The research on flexible pressure sensors has drawn widespread attention in recent years, especially in the fields of health care and intelligent robots. In practical applications, the sensitivity of sensors directly affects the precision and integrity of weak pressure signals. Here, a pressure sensor with high sensitivity and a wide measurement range composed of porous fiber paper and 3D patterned electrodes is proposed. Multi-walled carbon nanotubes with excellent conductivity were evenly sprayed on the fiber paper to form the natural spatial conducting networks, while the copper-deposited polydimethylsiloxane films with micro-pyramids array were used as electrodes and flexible substrates.

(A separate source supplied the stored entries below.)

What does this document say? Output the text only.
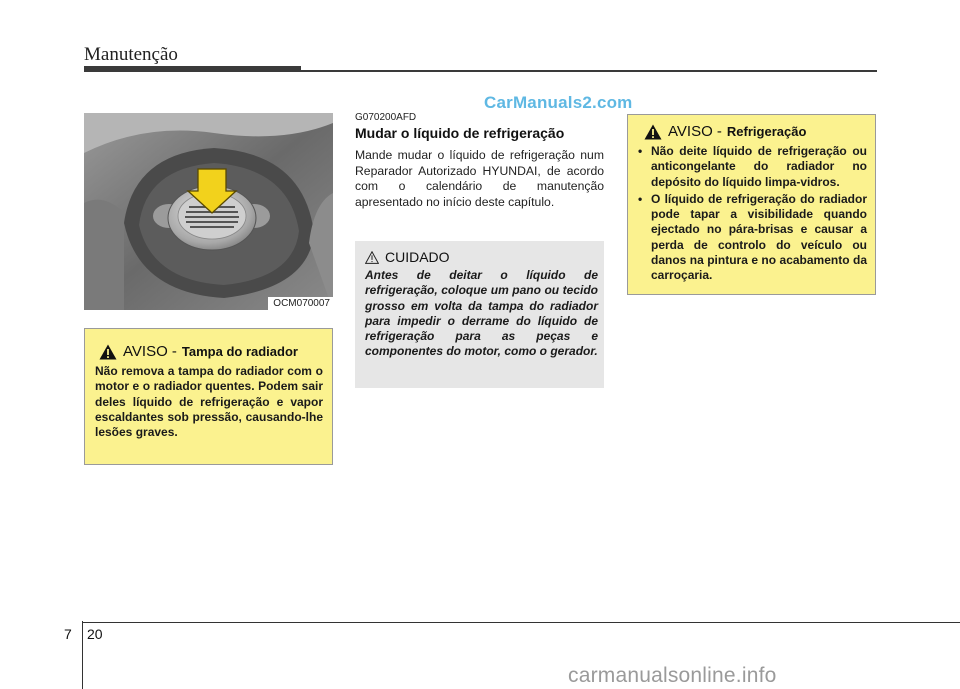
Manutenção
CarManuals2.com
OCM070007
G070200AFD
Mudar o líquido de refrigeração
Mande mudar o líquido de refrigeração num Reparador Autorizado HYUNDAI, de acordo com o calendário de manutenção apresentado no início deste capítulo.
CUIDADO
Antes de deitar o líquido de refrigeração, coloque um pano ou tecido grosso em volta da tampa do radiador para impedir o derrame do líquido de refrigeração para as peças e componentes do motor, como o gerador.
AVISO - Tampa do radiador
Não remova a tampa do radiador com o motor e o radiador quentes. Podem sair deles líquido de refrigeração e vapor escaldantes sob pressão, causando-lhe lesões graves.
AVISO - Refrigeração
• Não deite líquido de refrigeração ou anticongelante do radiador no depósito do líquido limpa-vidros.
• O líquido de refrigeração do radiador pode tapar a visibilidade quando ejectado no pára-brisas e causar a perda de controlo do veículo ou danos na pintura e no acabamento da carroçaria.
7 20
carmanualsonline.info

Increased conducting paths between electrodes and fibers can be obtained when high-density micro-pyramids fall into the porous structures of the fiber paper under external pressure, thereby promoting the pressure sensor to show an ultra-high sensitivity of 17.65 kPa−1 in the pressure range of 0–2 kPa, 16 times that of the device without patterned electrodes. Besides, the sensor retains a high sensitivity of 2.06 kPa−1 in an ultra-wide measurement range of 150 kPa. Moreover, the sensor can detect various physiological signals, including pulse and voice, while attached to the human skin. This work provides a novel strategy to significantly improve the sensitivity and measurement range of flexible pressure sensors, as well as demonstrates attractive applications in physiological signal monitoring.